Speech recognition and translation systems perform poorly on noisy inputs, which are frequent in realistic environments. Augmenting these systems with visual signals has the potential to improve robustness to noise. However, audio-visual (AV) data is only available in limited amounts and for fewer languages than audio-only resources. To address this gap, we present XLAVS-R, a cross-lingual audio-visual speech representation model for noise-robust speech recognition and translation in over 100 languages. It is designed to maximize the benefits of limited multilingual AV pre-training data, by building on top of audio-only multilingual pre-training and simplifying existing pre-training schemes. Extensive evaluation on the MuAViC benchmark shows the strength of XLAVS-R on downstream audio-visual speech recognition and translation tasks, where it outperforms the previous state of the art by up to 18.5% WER and 4.7 BLEU given noisy AV inputs, and enables strong zero-shot audio-visual ability with audio-only fine-tuning.
Paper Structure (18 sections, 1 equation, 3 figures, 10 tables)

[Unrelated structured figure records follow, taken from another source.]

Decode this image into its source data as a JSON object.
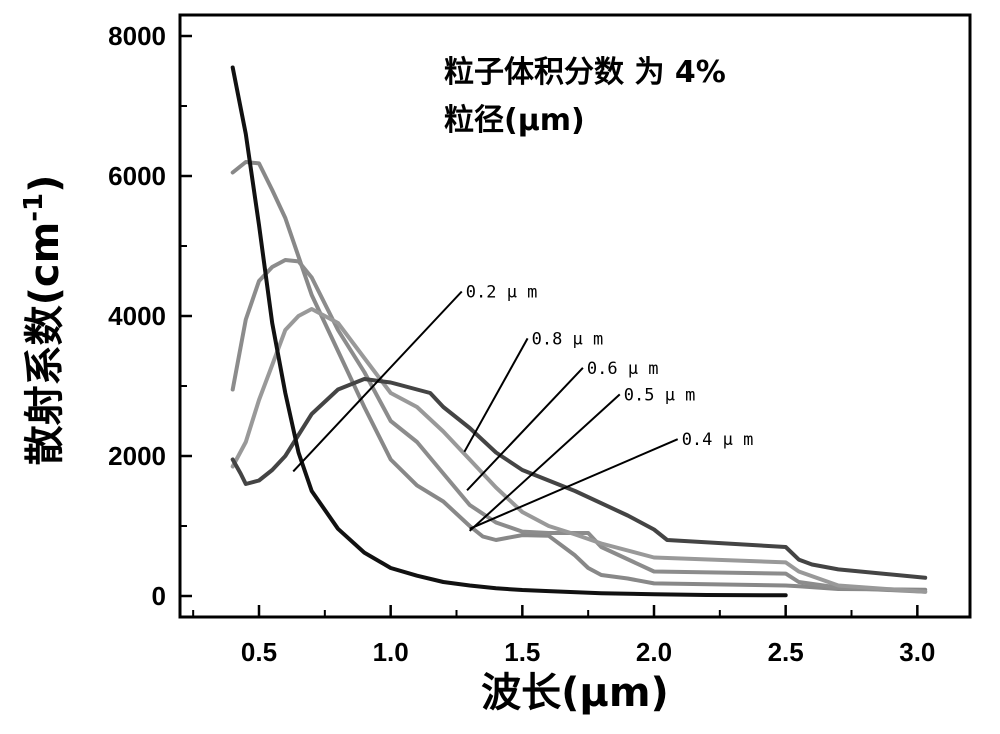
{
  "chart_data": {
    "type": "line",
    "title": "",
    "xlabel": "波长(μm)",
    "ylabel": "散射系数(cm-1)",
    "ylabel_main": "散射系数(cm",
    "ylabel_sup": "-1",
    "ylabel_close": ")",
    "xlim": [
      0.2,
      3.2
    ],
    "ylim": [
      -300,
      8300
    ],
    "xticks": [
      0.5,
      1.0,
      1.5,
      2.0,
      2.5,
      3.0
    ],
    "xtick_labels": [
      "0.5",
      "1.0",
      "1.5",
      "2.0",
      "2.5",
      "3.0"
    ],
    "yticks": [
      0,
      2000,
      4000,
      6000,
      8000
    ],
    "ytick_labels": [
      "0",
      "2000",
      "4000",
      "6000",
      "8000"
    ],
    "grid": false,
    "annotations": [
      "粒子体积分数 为 4%",
      "粒径(μm)"
    ],
    "series": [
      {
        "label": "0.2μm",
        "color": "#111111",
        "x": [
          0.4,
          0.45,
          0.5,
          0.55,
          0.6,
          0.65,
          0.7,
          0.8,
          0.9,
          1.0,
          1.1,
          1.2,
          1.3,
          1.4,
          1.5,
          1.6,
          1.8,
          2.0,
          2.2,
          2.5
        ],
        "y": [
          7550,
          6600,
          5300,
          3900,
          2900,
          2050,
          1500,
          960,
          620,
          400,
          290,
          200,
          150,
          110,
          85,
          70,
          40,
          25,
          15,
          10
        ]
      },
      {
        "label": "0.4μm",
        "color": "#888888",
        "x": [
          0.4,
          0.45,
          0.5,
          0.55,
          0.6,
          0.7,
          0.8,
          0.9,
          1.0,
          1.1,
          1.2,
          1.3,
          1.35,
          1.4,
          1.5,
          1.6,
          1.7,
          1.75,
          1.8,
          1.9,
          2.0,
          2.5,
          2.55,
          2.7,
          3.03
        ],
        "y": [
          6050,
          6200,
          6180,
          5800,
          5400,
          4300,
          3500,
          2700,
          1950,
          1580,
          1350,
          1000,
          850,
          800,
          870,
          860,
          580,
          400,
          300,
          250,
          180,
          150,
          140,
          100,
          90
        ]
      },
      {
        "label": "0.5μm",
        "color": "#8c8c8c",
        "x": [
          0.4,
          0.45,
          0.5,
          0.55,
          0.6,
          0.65,
          0.7,
          0.8,
          0.9,
          1.0,
          1.1,
          1.2,
          1.3,
          1.4,
          1.5,
          1.6,
          1.7,
          1.75,
          1.8,
          2.0,
          2.5,
          2.55,
          2.7,
          3.03
        ],
        "y": [
          2950,
          3950,
          4500,
          4700,
          4800,
          4780,
          4550,
          3800,
          3200,
          2500,
          2200,
          1750,
          1300,
          1050,
          920,
          900,
          900,
          900,
          700,
          350,
          320,
          200,
          120,
          60
        ]
      },
      {
        "label": "0.6μm",
        "color": "#999999",
        "x": [
          0.4,
          0.45,
          0.5,
          0.55,
          0.6,
          0.65,
          0.7,
          0.8,
          0.9,
          1.0,
          1.1,
          1.2,
          1.3,
          1.4,
          1.5,
          1.6,
          1.7,
          1.8,
          2.0,
          2.5,
          2.55,
          2.7,
          3.03
        ],
        "y": [
          1850,
          2200,
          2800,
          3300,
          3800,
          4000,
          4100,
          3900,
          3400,
          2900,
          2700,
          2350,
          1950,
          1550,
          1200,
          1000,
          880,
          750,
          550,
          480,
          350,
          150,
          60
        ]
      },
      {
        "label": "0.8μm",
        "color": "#444444",
        "x": [
          0.4,
          0.43,
          0.45,
          0.5,
          0.55,
          0.6,
          0.7,
          0.8,
          0.9,
          1.0,
          1.1,
          1.15,
          1.2,
          1.3,
          1.4,
          1.5,
          1.7,
          1.9,
          2.0,
          2.05,
          2.5,
          2.55,
          2.6,
          2.7,
          3.03
        ],
        "y": [
          1950,
          1750,
          1600,
          1650,
          1800,
          2000,
          2600,
          2950,
          3100,
          3050,
          2950,
          2900,
          2700,
          2400,
          2050,
          1800,
          1500,
          1150,
          950,
          800,
          700,
          520,
          450,
          380,
          260
        ]
      }
    ]
  }
}
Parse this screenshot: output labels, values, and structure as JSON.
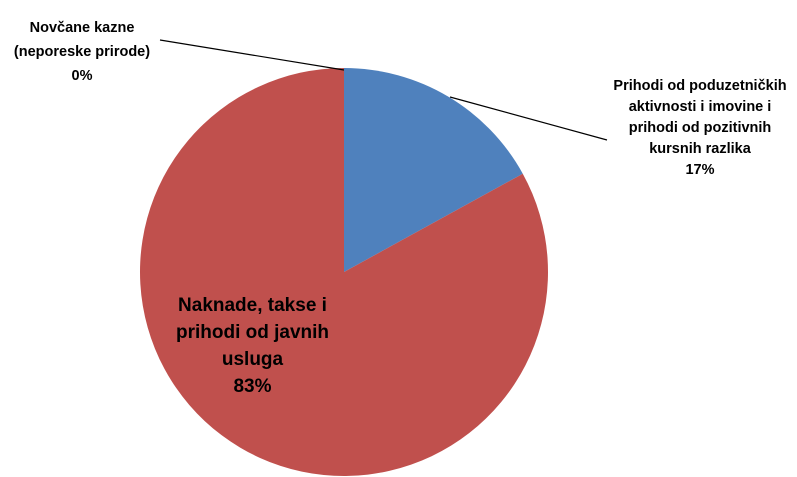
{
  "chart_data": {
    "type": "pie",
    "categories": [
      "Prihodi od poduzetničkih aktivnosti i imovine i prihodi od pozitivnih kursnih razlika",
      "Naknade, takse i prihodi od javnih usluga",
      "Novčane kazne (neporeske prirode)"
    ],
    "values": [
      17,
      83,
      0
    ],
    "value_labels": [
      "17%",
      "83%",
      "0%"
    ],
    "colors": [
      "#4f81bd",
      "#c0504d",
      "#9bbb59"
    ]
  }
}
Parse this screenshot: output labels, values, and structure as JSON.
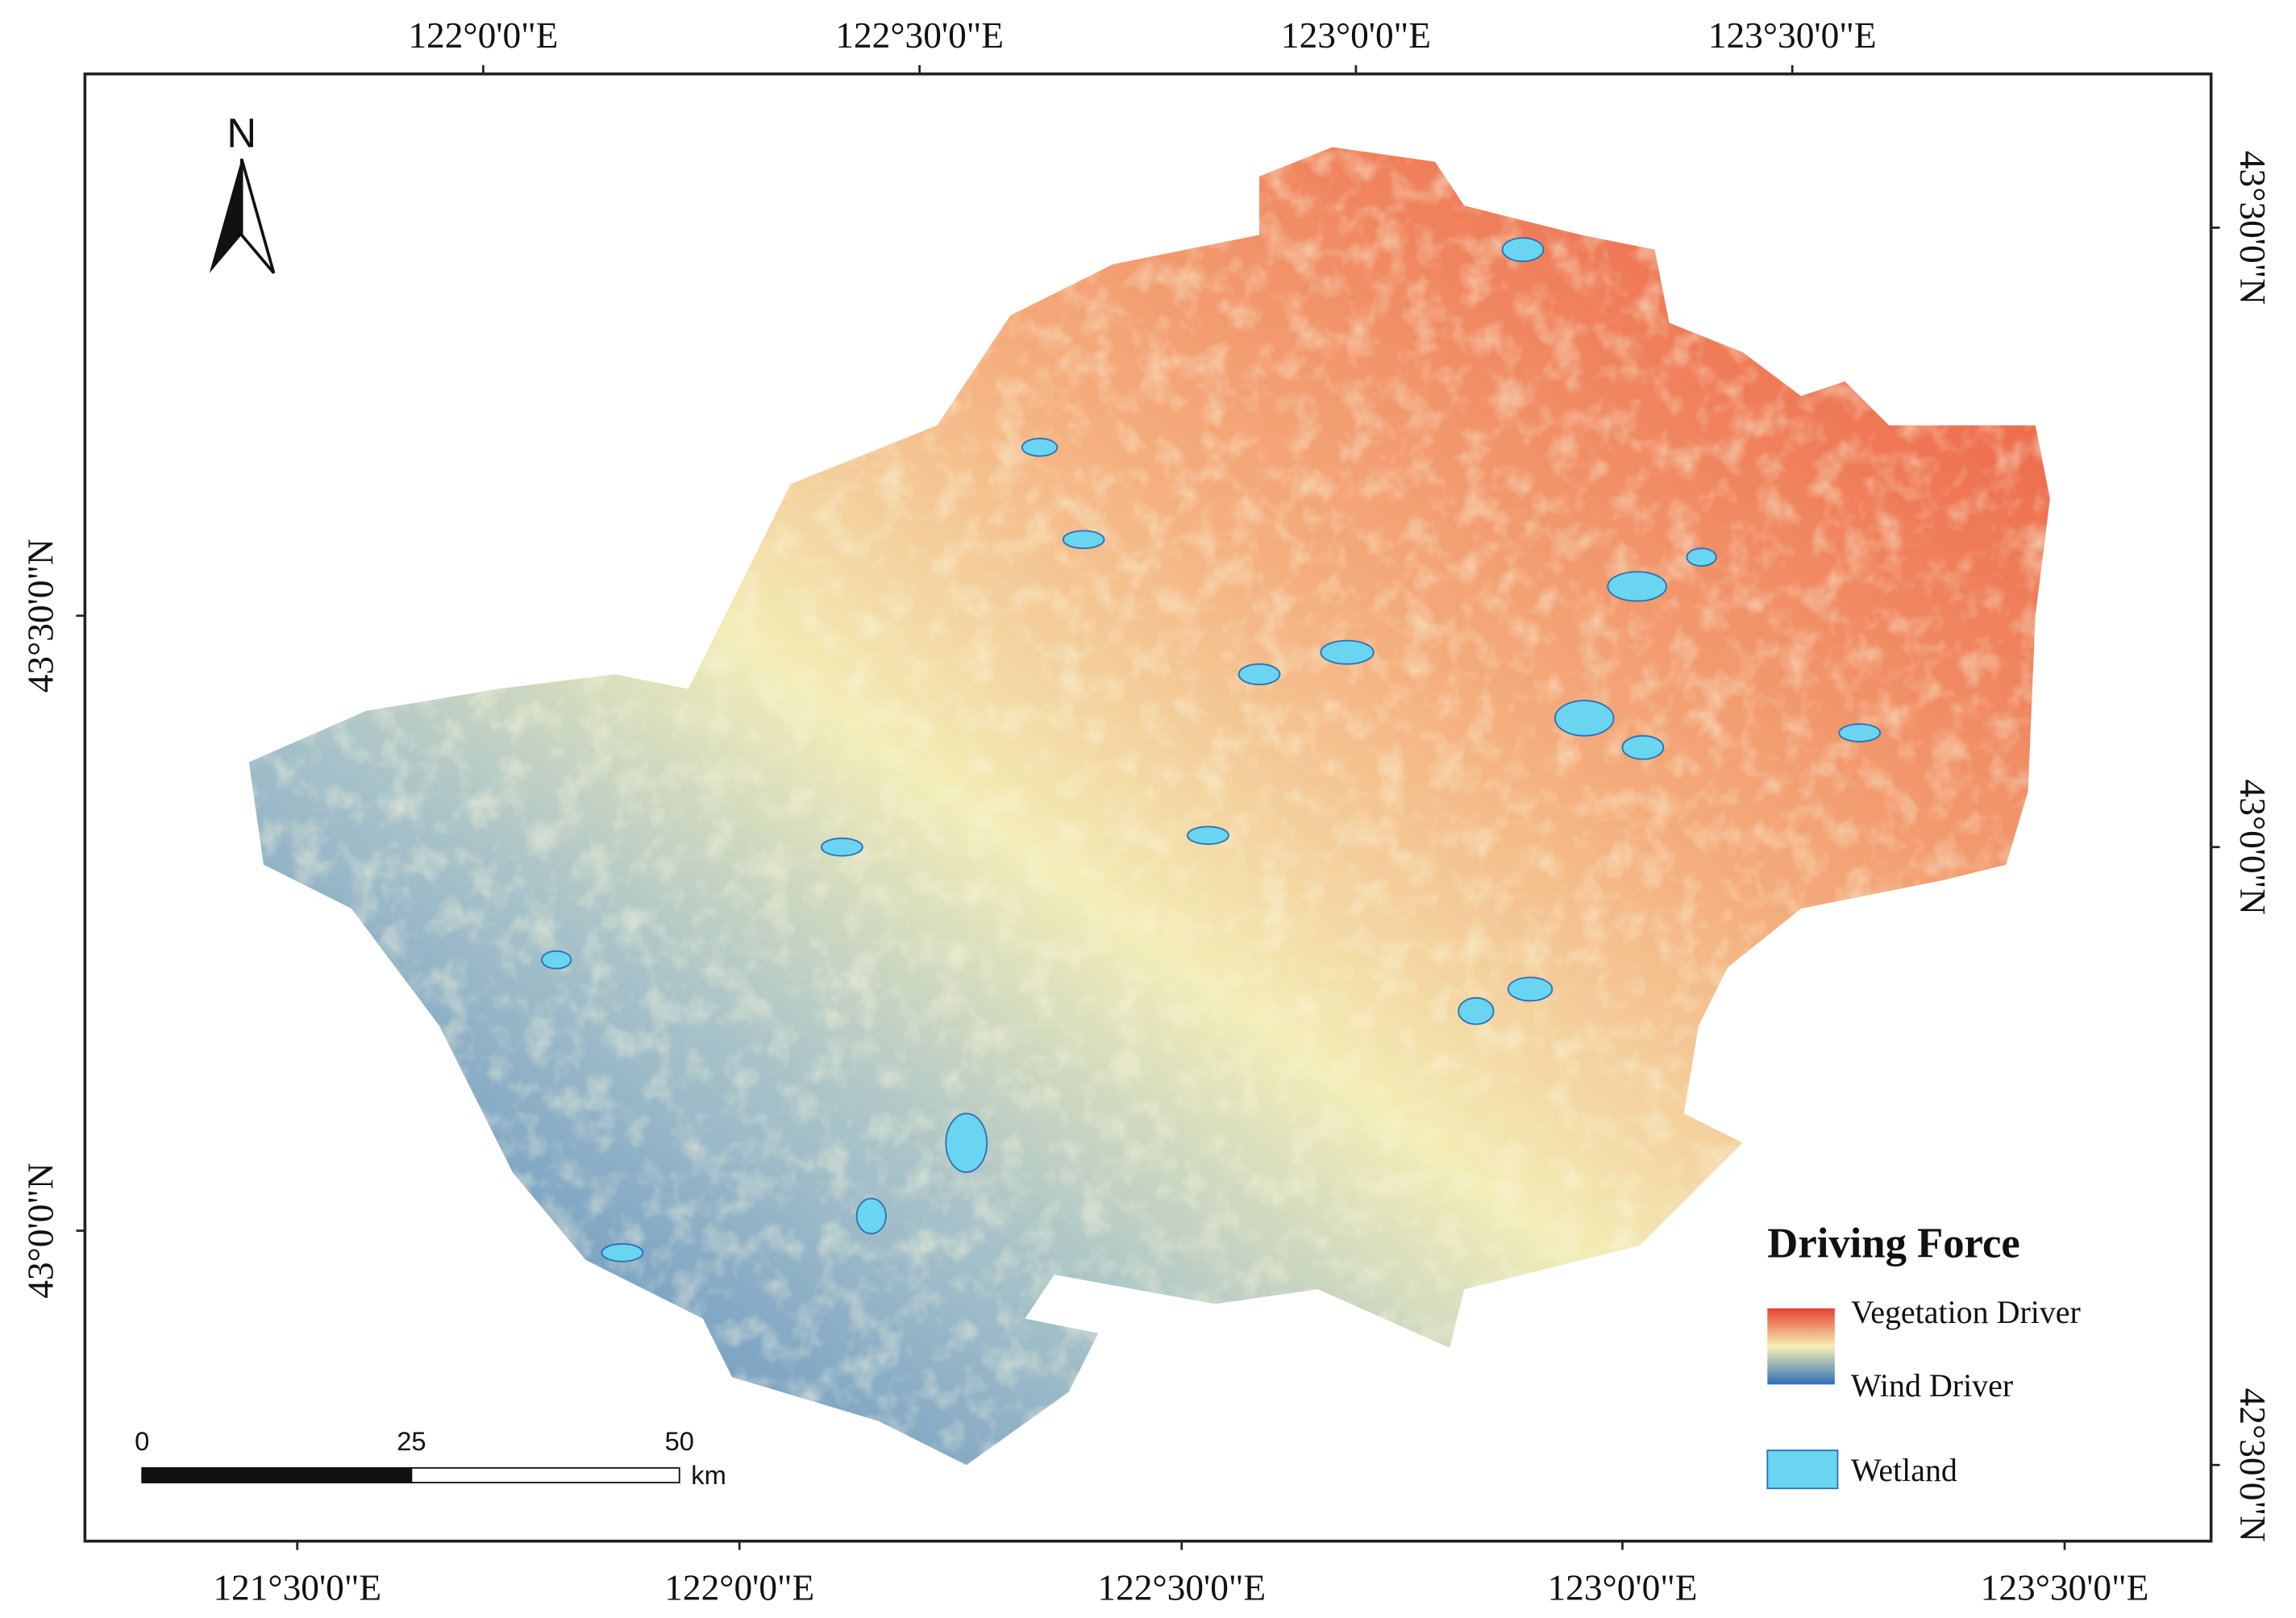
{
  "top_axis_labels": [
    "122°0'0\"E",
    "122°30'0\"E",
    "123°0'0\"E",
    "123°30'0\"E"
  ],
  "bottom_axis_labels": [
    "121°30'0\"E",
    "122°0'0\"E",
    "122°30'0\"E",
    "123°0'0\"E",
    "123°30'0\"E"
  ],
  "left_axis_labels": [
    "43°30'0\"N",
    "43°0'0\"N"
  ],
  "right_axis_labels": [
    "43°30'0\"N",
    "43°0'0\"N",
    "42°30'0\"N"
  ],
  "north_arrow": {
    "label": "N"
  },
  "scale_bar": {
    "labels": [
      "0",
      "25",
      "50"
    ],
    "unit": "km"
  },
  "legend": {
    "title": "Driving Force",
    "items": [
      "Vegetation Driver",
      "Wind Driver",
      "Wetland"
    ]
  }
}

This paper contains 18 sections, 1 equation, 3 figures, 10 tables.

Figures (3)

  • Figure 1: Overview of XLAVS-R. From the audio-only SSL model, we generate unit targets for audio-visual SSL pre-training (left box). We inject visual modality into the first stage model (blue blocks) and fuse visual modality with audio one (pink blocks) to continue training with audio-visual SSL pre-training. In AV SSL, noises are added randomly to clean audio, and masked prediction objectives (right top) are applied to the union set of masked frames of audio and visual stream (bottom gray).
  • Figure 2: Effectiveness of each component towards XLAVS-R and multilingual pre-training data starting from AV-HuBERT model pre-trained only on MuAViC-En. All the components of XLAVS-R are shown to be effective. Each ablated pre-trained models are fine-tuned and evaluated on multilingual audio-visual speech recognition with identical training and test settings (A: audio, AV: audio+video). The numbers of the plots are in Appendix, Table \ref{['table:avhubert2']}.
  • Figure 3: XLAVS-R shows greater zero-shot ability on audio-visual test mode with audio-only fine-tuned (FT, striped) model compared to that of AV-HuBERT. Without fine-tuned on the labeled audio-visual set, the A-only FT model from XLAVS-R shows 5% WER improvement on AV test mode compared to A test mode (purple), while that of AV-HuBERT shows only 3% WER (orange) in a noisy environment. The bigger the XLAVS-R model size, the greater the zero-shot ability---the gap of 9.8% WER between A and AV test mode of A-only FT 2B model in a noisy environment). Values of individual languages are in Appendix, Table \ref{['table:xlsr_xlavsr']}.